Bu nedenle, umutla Wang Teng’e baktı ve “Bana yardım et!” dedi.
“Kükreme!” Kara zırh devi timsah da Wang Teng’in varlığını fark etti ve öfkeli bir hırladı.
“Emre onu tanımıyorum. Sadece geçiyorum. Hemen ayrılacağım.” Wang Teng olduğu yerde donup kaldı ve beceriksizce gülümsedi.
Gizemli adam büyük bir darbe aldı. Bakışları, kocası tarafından terk edilmiş küskün bir eş gibi acı bir hal aldı.
Kara zırhlı dev timsah, aniden ortaya çıkan bu genç adamın bir aptal olması gerektiğini hissetti. Onun gitmesine izin vereceğini mi düşündü?
Kükreme!
Wang Teng’e öfkeyle kükredi. Nefesi keskindi ve kükremenin neden olduğu rüzgar, Wang Teng’in yüzüne çarparak cildini acıttı. Saçları dağınık hale geldi.
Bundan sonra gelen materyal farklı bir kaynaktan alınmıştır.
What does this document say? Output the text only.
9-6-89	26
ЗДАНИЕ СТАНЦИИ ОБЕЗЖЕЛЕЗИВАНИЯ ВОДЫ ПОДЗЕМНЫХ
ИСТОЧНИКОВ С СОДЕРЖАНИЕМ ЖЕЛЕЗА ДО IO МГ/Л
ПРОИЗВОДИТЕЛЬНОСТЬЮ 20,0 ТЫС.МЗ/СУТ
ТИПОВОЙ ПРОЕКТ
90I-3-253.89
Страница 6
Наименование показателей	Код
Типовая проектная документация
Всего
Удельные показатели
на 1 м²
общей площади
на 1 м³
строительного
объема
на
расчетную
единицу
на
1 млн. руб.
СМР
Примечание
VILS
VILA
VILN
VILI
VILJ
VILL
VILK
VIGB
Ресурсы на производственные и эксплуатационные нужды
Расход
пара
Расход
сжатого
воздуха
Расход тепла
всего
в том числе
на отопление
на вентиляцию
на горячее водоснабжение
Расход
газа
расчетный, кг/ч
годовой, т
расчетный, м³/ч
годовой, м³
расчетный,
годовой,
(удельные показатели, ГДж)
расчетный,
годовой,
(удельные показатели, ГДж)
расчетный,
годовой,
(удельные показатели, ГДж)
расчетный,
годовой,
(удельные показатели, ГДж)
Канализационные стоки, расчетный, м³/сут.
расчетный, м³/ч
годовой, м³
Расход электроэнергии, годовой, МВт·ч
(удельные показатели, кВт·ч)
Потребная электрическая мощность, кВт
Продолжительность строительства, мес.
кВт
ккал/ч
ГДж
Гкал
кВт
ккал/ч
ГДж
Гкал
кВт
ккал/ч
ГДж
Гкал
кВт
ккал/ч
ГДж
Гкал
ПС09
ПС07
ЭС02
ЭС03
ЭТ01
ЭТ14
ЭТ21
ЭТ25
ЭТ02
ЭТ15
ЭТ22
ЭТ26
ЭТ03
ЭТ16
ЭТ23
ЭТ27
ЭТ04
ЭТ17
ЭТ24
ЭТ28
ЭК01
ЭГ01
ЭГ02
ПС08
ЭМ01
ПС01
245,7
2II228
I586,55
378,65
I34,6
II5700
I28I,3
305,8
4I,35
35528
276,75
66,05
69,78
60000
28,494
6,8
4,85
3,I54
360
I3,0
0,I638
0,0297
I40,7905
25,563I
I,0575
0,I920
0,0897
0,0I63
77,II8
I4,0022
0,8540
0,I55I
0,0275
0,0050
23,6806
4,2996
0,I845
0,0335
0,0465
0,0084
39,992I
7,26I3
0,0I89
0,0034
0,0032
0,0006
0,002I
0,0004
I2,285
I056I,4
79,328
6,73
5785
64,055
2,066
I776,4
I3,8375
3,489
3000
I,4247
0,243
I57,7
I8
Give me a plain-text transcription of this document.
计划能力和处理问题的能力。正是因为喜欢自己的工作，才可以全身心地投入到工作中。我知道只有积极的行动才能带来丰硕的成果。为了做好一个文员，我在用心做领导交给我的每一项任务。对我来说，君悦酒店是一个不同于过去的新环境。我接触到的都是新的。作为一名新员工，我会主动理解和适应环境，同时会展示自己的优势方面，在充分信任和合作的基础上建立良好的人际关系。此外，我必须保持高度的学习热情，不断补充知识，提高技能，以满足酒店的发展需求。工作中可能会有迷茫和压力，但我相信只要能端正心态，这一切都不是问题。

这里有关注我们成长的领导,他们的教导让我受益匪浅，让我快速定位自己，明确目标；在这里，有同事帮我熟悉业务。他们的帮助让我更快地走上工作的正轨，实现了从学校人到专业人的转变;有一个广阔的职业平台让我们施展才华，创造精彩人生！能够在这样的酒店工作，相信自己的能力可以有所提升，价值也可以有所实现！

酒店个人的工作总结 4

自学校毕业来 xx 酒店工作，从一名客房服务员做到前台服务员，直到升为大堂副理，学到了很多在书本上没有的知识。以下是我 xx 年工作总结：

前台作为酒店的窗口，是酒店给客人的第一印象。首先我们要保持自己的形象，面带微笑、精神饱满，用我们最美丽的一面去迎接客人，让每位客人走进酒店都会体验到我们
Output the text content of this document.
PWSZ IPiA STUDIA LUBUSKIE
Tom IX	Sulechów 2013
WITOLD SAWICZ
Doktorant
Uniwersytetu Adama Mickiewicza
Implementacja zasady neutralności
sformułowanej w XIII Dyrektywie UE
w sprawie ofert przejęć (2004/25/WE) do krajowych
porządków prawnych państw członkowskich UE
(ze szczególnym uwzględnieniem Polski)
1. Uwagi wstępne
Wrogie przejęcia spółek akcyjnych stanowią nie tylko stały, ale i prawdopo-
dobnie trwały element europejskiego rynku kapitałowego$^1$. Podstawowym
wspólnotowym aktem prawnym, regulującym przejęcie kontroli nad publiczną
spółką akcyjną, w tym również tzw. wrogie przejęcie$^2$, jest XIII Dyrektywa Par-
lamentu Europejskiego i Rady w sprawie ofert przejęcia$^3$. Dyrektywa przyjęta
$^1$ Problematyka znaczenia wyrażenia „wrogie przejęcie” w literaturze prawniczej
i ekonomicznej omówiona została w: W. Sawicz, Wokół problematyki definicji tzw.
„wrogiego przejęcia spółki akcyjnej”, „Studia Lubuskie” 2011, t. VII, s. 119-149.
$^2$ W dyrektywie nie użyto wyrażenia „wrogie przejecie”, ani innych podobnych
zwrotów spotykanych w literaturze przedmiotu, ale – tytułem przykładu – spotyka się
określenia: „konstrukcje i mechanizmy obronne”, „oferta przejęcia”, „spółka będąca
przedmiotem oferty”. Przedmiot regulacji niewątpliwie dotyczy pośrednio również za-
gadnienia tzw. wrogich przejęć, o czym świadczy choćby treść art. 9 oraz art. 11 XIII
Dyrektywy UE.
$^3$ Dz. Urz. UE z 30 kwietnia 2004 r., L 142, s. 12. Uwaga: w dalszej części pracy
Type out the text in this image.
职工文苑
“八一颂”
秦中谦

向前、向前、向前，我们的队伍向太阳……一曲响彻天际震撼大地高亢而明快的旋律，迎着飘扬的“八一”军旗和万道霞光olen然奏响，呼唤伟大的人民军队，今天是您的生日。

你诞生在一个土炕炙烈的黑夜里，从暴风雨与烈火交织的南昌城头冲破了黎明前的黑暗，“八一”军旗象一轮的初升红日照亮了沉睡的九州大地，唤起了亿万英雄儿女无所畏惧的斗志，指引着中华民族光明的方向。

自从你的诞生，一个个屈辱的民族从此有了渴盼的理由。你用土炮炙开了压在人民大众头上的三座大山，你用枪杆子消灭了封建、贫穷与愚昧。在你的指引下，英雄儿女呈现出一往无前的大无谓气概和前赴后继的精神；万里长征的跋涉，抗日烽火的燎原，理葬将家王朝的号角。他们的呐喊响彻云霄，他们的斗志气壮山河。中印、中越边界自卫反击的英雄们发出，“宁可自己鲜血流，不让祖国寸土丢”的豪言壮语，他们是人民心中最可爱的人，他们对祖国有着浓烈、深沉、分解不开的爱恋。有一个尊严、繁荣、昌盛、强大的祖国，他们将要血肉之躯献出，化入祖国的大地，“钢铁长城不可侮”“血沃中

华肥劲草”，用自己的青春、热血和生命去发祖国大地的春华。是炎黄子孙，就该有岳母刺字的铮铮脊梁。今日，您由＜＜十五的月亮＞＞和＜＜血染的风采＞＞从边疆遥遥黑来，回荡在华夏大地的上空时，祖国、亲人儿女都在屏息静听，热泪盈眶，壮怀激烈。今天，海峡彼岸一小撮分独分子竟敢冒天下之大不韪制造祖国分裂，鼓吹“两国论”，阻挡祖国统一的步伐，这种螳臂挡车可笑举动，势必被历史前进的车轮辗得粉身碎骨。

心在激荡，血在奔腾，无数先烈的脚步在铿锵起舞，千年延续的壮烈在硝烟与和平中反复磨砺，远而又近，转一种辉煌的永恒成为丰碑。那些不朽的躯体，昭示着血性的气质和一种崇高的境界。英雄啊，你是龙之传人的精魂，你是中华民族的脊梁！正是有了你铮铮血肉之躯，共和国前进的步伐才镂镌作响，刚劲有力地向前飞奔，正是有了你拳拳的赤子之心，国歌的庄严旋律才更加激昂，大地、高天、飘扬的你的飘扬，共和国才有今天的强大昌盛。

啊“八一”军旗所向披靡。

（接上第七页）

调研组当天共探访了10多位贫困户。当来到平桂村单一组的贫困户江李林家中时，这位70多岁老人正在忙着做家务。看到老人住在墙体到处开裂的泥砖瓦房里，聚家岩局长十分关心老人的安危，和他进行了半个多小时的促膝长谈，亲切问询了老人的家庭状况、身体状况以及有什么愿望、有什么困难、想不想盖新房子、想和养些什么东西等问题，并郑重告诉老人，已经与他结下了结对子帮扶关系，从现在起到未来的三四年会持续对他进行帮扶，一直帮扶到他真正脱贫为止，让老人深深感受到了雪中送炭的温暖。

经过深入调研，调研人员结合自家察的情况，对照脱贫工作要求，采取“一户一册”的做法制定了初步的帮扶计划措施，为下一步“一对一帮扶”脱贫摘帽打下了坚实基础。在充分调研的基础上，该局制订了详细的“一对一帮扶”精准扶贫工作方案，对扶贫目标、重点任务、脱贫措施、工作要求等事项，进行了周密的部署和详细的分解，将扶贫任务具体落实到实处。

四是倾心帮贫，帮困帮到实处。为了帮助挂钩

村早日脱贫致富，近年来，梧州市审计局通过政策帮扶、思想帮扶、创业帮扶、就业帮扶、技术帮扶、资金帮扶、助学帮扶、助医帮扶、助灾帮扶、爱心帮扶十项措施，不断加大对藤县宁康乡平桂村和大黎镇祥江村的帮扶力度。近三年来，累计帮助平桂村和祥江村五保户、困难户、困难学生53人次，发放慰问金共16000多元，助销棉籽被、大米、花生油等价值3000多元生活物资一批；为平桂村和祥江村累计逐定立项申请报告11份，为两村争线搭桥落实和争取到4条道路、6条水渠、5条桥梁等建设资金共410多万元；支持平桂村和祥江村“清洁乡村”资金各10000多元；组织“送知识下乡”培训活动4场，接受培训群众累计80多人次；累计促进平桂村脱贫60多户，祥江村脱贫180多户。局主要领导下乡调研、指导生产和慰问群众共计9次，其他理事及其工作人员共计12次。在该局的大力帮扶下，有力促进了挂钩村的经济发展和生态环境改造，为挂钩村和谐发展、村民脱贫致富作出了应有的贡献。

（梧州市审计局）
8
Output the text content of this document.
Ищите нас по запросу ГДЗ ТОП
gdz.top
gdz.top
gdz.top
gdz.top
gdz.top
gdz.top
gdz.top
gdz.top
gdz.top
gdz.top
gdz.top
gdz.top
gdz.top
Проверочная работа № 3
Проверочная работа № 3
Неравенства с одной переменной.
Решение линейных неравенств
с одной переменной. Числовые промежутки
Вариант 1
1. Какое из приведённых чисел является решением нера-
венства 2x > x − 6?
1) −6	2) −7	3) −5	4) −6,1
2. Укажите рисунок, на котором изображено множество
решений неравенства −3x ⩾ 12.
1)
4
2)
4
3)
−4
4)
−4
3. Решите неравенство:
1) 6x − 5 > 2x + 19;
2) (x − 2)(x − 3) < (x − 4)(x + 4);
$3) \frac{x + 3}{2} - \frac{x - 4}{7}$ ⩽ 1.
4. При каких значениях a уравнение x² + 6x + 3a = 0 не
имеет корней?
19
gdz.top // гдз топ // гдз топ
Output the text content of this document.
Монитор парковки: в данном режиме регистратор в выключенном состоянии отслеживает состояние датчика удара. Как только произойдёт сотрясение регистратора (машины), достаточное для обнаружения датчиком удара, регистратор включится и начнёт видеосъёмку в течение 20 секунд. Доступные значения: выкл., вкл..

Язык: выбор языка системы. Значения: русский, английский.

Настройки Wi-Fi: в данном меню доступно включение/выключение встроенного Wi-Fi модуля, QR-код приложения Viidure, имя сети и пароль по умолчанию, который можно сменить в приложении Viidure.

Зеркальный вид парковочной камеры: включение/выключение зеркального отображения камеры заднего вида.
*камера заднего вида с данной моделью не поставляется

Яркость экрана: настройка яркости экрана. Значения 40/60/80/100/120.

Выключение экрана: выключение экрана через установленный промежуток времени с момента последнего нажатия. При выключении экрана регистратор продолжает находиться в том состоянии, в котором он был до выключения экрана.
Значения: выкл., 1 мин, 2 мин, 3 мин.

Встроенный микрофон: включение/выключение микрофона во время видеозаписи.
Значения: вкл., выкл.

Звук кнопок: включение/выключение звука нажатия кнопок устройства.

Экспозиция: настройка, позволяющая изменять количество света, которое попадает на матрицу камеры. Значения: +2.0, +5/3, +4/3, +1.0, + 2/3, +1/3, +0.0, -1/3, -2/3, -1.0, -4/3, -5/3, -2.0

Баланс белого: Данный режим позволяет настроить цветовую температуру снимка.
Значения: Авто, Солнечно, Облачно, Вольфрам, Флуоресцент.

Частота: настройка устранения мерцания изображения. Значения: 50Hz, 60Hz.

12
“Tamam tamam!” Wang Teng sabırsızca elini salladı. “Gitmeme izin vermemeni anlıyorum. Neden bu kadar sert olmak zorundasın? Nefesinin koktuğunu bilmiyor musun? Hiç öz farkındalığınız yok mu?”
Gizemli adam: …
Kara zırhlı dev timsah: …
Gizemli adam neredeyse çılgına döndü. Bu bir ölüm kalım anıydı.. Nefesinin kokup kokmadığını umursamak için doğru zaman mıydı? Bu garip nereden çıktı?